Baum has produced 34 films with actors such as Jennifer Aniston, Michael Douglas and Dolly Parton and last year published a book entitled Creative Producing.
Sweeney, who rose to fame in HBO’s Euphoria, has become one of Hollywood’s hottest prospects, starring in three films in the past six months: Anyone But You, Madame Web and Immaculate.
But she is one of Hollywood’s most talked-about actresses, with Baum’s comments typifying the debate raging among Hollywood luminaries about her acting abilities.
Executive producers Lucas Foster, Carol Baum and Jake Gyllenhaal at the premiere of “The Good Girl” at the Pacific Design Center in West Hollywood in 2002
The blonde bombshell looked absolutely stunning as she went braless under an avant-garde white top that looked like a sculpture of hands, flowers, plants and fruits at the premiere of Neon’s “Immaculate”
Sweeney as Cassie in the provocative HBO series Euphoria, which earned her an Emmy nomination
Sydney Sweeney, 26, at the Los Angeles premiere of her film Madame Web in February
An article in DailyMail.com last week described how the all-American blue-eyed blonde with corn-fed curves has become a cultural phenomenon, her unabashed sexuality embraced by America’s conservative right as proof that the woke culture is dying, if not already death.
An incredulous headline in one of Canada’s largest newspapers, the National Post, hailed by Republicans as the poster girl for a long-awaited cultural shift away from political correctness, asked: ‘Are Sydney Sweeney’s breasts double-D evidence of the death of wake?’

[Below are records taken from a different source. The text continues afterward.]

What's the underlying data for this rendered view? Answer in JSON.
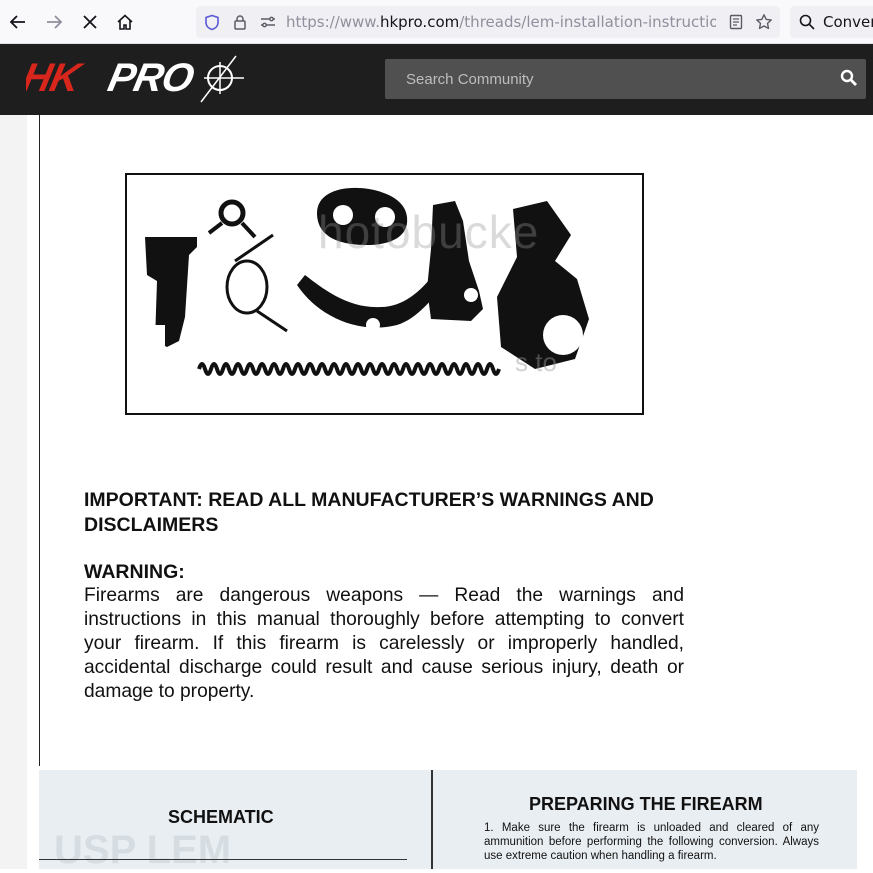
{
  "browser": {
    "url_prefix": "https://www.",
    "url_host": "hkpro.com",
    "url_path": "/threads/lem-installation-instructions.",
    "search_label": "Conver"
  },
  "site": {
    "logo_text": "HKPRO",
    "search_placeholder": "Search Community",
    "accent_color": "#d9261c"
  },
  "scan_page1": {
    "watermark": "hotobucke",
    "watermark_fragment": "s to",
    "important": "IMPORTANT: READ ALL MANUFACTURER’S WARNINGS AND DISCLAIMERS",
    "warning_title": "WARNING:",
    "warning_body": "Firearms are dangerous weapons — Read the warnings and instructions in this manual thoroughly before attempting to convert your firearm. If this firearm is carelessly or improperly handled, accidental discharge could result and cause serious injury, death or damage to property."
  },
  "scan_page2": {
    "left_title": "SCHEMATIC",
    "right_title": "PREPARING THE FIREARM",
    "right_body": "1. Make sure the firearm is unloaded and cleared of any ammunition before performing the following conversion. Always use extreme caution when handling a firearm."
  }
}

Sweeney produces her own films and is tipped to star in the Marvel blockbuster Spider-Woman, as well as set to remake Jane Fonda’s cheekily libidinous 1968 sci-fi actioner Barbarella.
Baum’s 1988 film Dead Ringers starring Jeremy Irons and Genevieve Bujold
At the event held at the Jacob Burns Center in Pleasantville, New York last week, Baum also revealed that while producing the 2007 dramatic comedy You Kill Me starring Ben Kingsley and Tea Leoni, she had to personally intervene to stop Oscar-winning actor Kingsley ordering the crew to call him ‘Sir Ben’.
New York Times film critic Janet Maslin from her X profilehttps://twitter.com/janetmaslin?lang=en
Kingley was knighted in 2002.
Baum recalled: ‘The crew objected, so I called his agent, who’s a friend of mine, and I said, “What are we going to do? We’ve got to get him to stop doing it.”
‘Chris Andrews, (Kingsley’s agent), called Ben and said, “Cut the crap, stop doing this, you’re alienating everyone” and he stopped. And then after the film was over, he went back to doing it.’
Janet Maslin added that she also had a similar experience with Kingsley: “He insisted on being called Sir Ben on something and it was just ridiculous, but they made me do it anyway.”
Baum has 34 films to her credit, including iconic films Working Girl and The Shining, which she developed as a film director.
She is married to playwright Tom Baum.